Still, she wouldn’t have traded anything for this moment, standing there and looking down at the plains spread out below. Tally had spent the last four years staring at the skyline of
New
Pretty
Town
, thinking it was the most beautiful sight in the world, but she didn’t think so anymore.

Lower down and halfway around the mountain, another river crossed David’s railroad track. The route there from the Smoke twisted in all directions, taking advantage of veins of iron, rivers, and dry creek beds, but they’d never had to leave their boards. Walking wouldn’t be an option, Shay explained, when they came back loaded with heavy metal.

The track was overgrown with vines and stunted trees, every wooden cross-tie in the grip of a dozen tentacles of vegetation. The forest had been hacked away in patches surrounding a few missing segments of rail, but it held the rest firmly in its grasp.

“How are we going to get any of this out?” Tally asked. She kicked at a gnarled root, feeling puny against the strength of the wild.

“Watch this,” Shay said. She pulled a tool from her backpack, an arm-length pole that telescoped out almost to Tally’s height. Shay twisted one end, and four short struts unfolded from the other like the ribs of an umbrella. “It’s called a powerjack, and it can move just about anything.”

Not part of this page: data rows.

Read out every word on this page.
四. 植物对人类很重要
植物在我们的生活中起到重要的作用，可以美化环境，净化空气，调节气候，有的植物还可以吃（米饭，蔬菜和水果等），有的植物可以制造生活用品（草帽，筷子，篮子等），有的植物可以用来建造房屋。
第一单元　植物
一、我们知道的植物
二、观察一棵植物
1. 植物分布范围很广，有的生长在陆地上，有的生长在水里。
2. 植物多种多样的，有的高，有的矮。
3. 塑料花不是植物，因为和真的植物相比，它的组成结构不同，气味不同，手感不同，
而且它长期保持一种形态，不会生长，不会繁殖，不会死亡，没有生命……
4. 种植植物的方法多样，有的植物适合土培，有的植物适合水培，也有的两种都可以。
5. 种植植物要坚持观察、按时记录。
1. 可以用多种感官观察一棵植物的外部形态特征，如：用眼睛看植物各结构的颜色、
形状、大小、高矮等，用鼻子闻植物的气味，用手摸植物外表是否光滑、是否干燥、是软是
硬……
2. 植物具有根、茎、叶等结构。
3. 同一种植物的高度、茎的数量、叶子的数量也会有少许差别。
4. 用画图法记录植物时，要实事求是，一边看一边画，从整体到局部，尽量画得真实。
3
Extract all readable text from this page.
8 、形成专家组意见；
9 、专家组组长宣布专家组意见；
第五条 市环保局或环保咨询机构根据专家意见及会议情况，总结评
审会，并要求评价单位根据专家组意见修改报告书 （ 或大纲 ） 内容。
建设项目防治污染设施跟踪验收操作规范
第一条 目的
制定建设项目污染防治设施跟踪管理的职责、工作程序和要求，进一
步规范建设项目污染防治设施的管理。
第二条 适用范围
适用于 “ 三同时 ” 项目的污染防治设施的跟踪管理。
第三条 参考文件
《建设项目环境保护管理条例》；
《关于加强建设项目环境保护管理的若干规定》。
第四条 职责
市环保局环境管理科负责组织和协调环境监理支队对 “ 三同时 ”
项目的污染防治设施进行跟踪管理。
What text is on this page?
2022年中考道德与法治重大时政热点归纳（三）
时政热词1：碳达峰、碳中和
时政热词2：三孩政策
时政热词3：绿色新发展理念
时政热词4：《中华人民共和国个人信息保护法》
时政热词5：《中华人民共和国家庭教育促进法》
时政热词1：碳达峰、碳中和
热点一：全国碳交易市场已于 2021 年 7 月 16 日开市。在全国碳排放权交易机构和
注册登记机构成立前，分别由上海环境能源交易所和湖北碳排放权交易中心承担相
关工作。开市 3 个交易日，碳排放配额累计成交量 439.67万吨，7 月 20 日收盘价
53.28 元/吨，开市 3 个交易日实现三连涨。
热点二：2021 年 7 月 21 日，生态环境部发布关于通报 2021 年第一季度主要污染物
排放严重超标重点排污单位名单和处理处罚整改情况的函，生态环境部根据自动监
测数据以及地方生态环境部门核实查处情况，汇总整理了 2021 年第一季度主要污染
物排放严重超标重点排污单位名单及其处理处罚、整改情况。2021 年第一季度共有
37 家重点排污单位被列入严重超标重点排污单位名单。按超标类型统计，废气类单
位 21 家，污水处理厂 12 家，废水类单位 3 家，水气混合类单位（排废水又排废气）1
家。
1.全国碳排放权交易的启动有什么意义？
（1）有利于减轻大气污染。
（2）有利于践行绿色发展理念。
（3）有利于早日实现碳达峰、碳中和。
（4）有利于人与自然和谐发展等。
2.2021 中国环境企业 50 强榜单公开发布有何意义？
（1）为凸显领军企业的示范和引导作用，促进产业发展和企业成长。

Shay twisted the handle again, and the ribs retracted. Then she thrust one end of the jack under a cross-tie. With another twist of her wrist, the pole began to shudder, and a groaning sound came from the wood. Shay’s feet slipped backward, but she leaned her weight into the pole, keeping it wedged under the cross-tie. Slowly, the ancient wood began to rise, tearing free from plants and earth, bending the rail that lay across it.

Tally saw the struts of the powerjack unfolding underneath the tie, gradually forcing it up, the rail above beginning to pull free of its moorings.

Shay grinned up at her. “I told you.”

“Let me try,” Tally said, holding out her hand, eyes wide.

Shay laughed and pulled another powerjack from her backpack. “Take that tie there, while I keep this one up.”

The powerjack was heavier than it looked, but its controls were simple. Tally pulled it open and jammed it under the tie that Shay had indicated. She turned the handle slowly, until the jack started to shudder in her hands.

The wood began to shift, the stresses of metal and earth twisting in her hands. Vines tore from the ground, and Tally could feel their complaints through the soles of her shoes, like a distant earthquake rumbling. A metal shriek filled the air as the rail began to bend, pulling free of vegetation and the rusty spikes that had held it down for centuries. Finally, the jack had opened to its full extent, the rail still only half-free from its ancient bonds. She and Shay struggled to pull their jacks out.

“Having fun?” Shay asked, wiping sweat from her brow.

Tally nodded, grinning. “Don’t just stand there, let’s finish the job.”